Berta se asoma al cuarto de Pablo y ve que su madre está jugando con su hermano en el suelo. Laura tiene la espalda apoyada en la cama y con un brazo mantiene cogido al pequeño entre sus piernas, sentado delante de ella. Desde esa posición no puede ver la puerta. Con la otra mano sujeta un cubo grande de plástico, lleno de agujeros con distintas formas en cada una de las caras, delante del pequeño. Pablo sonríe y sostiene con dificultad entre los dedos torpes de sus pequeñas manos una figura de color azul con forma de cilindro.

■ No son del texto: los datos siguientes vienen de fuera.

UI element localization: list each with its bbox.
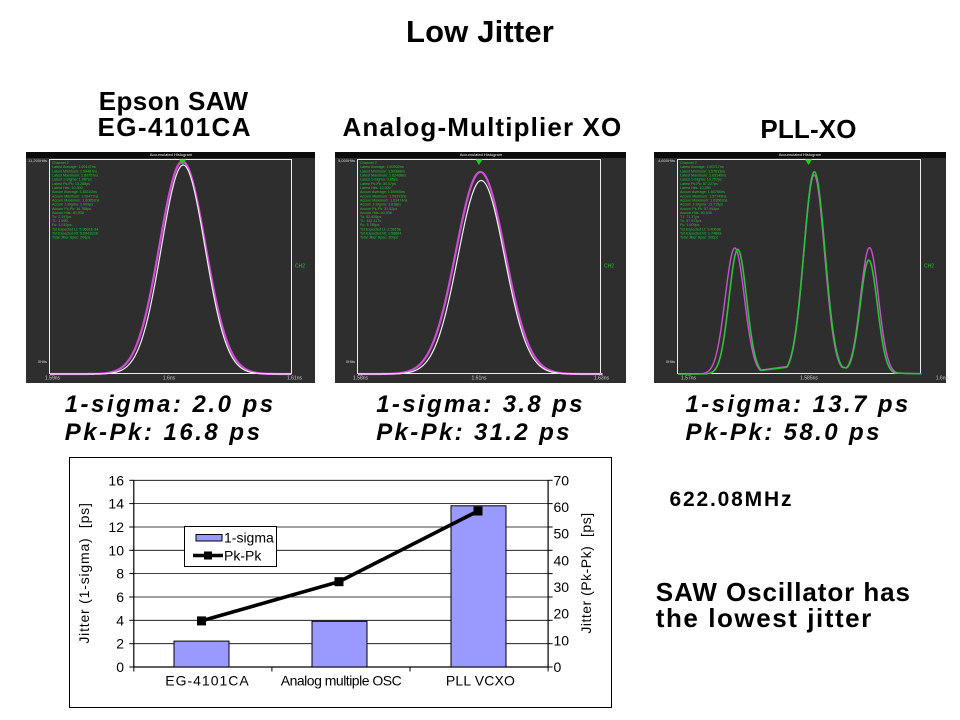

A su lado, sobre la alfombra, hay un montón de figuras de distintos colores y formas.

—Eso es, venga, mételo en su sitio —Laura anima a su hijo a introducir esa pequeña pieza de plástico por el agujero correspondiente, mientras guía su mano insegura—; así es, muy bien, mi tesoro, por ese hueco…

Pablo vuelve el rostro hacia su madre riendo; entonces ve a Berta asomada a la puerta y la señala con un dedo al tiempo que intenta pronunciar con su lengua de trapo el nombre de su hermana. Laura, sin girar la cabeza, pregunta:

—¡Ah! ¿Estás ahí? ¿Querías algo, hija?

—No, nada, mamá —responde la pequeña mientras se aleja por el pasillo hacia su cuarto. Entra en él y cierra la puerta. No tiene ganas de escuchar ni las risas de Pablo ni las palabras de cariño de su madre hacia él. Se siente molesta por la situación y al mismo tiempo rabiosa por sentirlo. No lo sabe explicar, pero es como si le molestara que su madre juegue con Pablo, que le dedique un tiempo y unas atenciones que siente que a ella ya no le dedica; sí, se siente incómoda por ello, pero al mismo tiempo le enfada sentir eso que le gustaría no sentir. En realidad lo que le gustaría es que su madre se sentara con ella en el suelo de su cuarto y entre las dos hicieran ese puzzle que ella sola no sabe terminar nunca. Sentada en la cama, mira la estantería de la pared de enfrente donde tiene los juguetes y los cuentos, recorre con la mirada los objetos y va pronunciando el nombre de cada uno, en silencio, pero su pensamiento no está allí, está en la habitación de su hermano, y en ella se ve sentada al lado de su madre, mirando cómo el pequeño trata de encontrar el hueco correspondiente a la figura que en ese momento tiene en la mano y mientras acaricia con una mano el pelo de Laura, sonríe, y entonces se inclina hacia su hermano y le da un beso.

En ese momento nota que la puerta se abre y una mano cálida le toca la cabeza.

—Vamos a hacer tortitas con mermelada, mi pequeña tigresa de azúcar —escucha decir a su madre, que se agacha delante de ella, le aparta el cabello de la cara y le da un sonoro beso en una mejilla—, sin tu ayuda me pasa lo que a ti con el puzzle, que nunca me salen bien.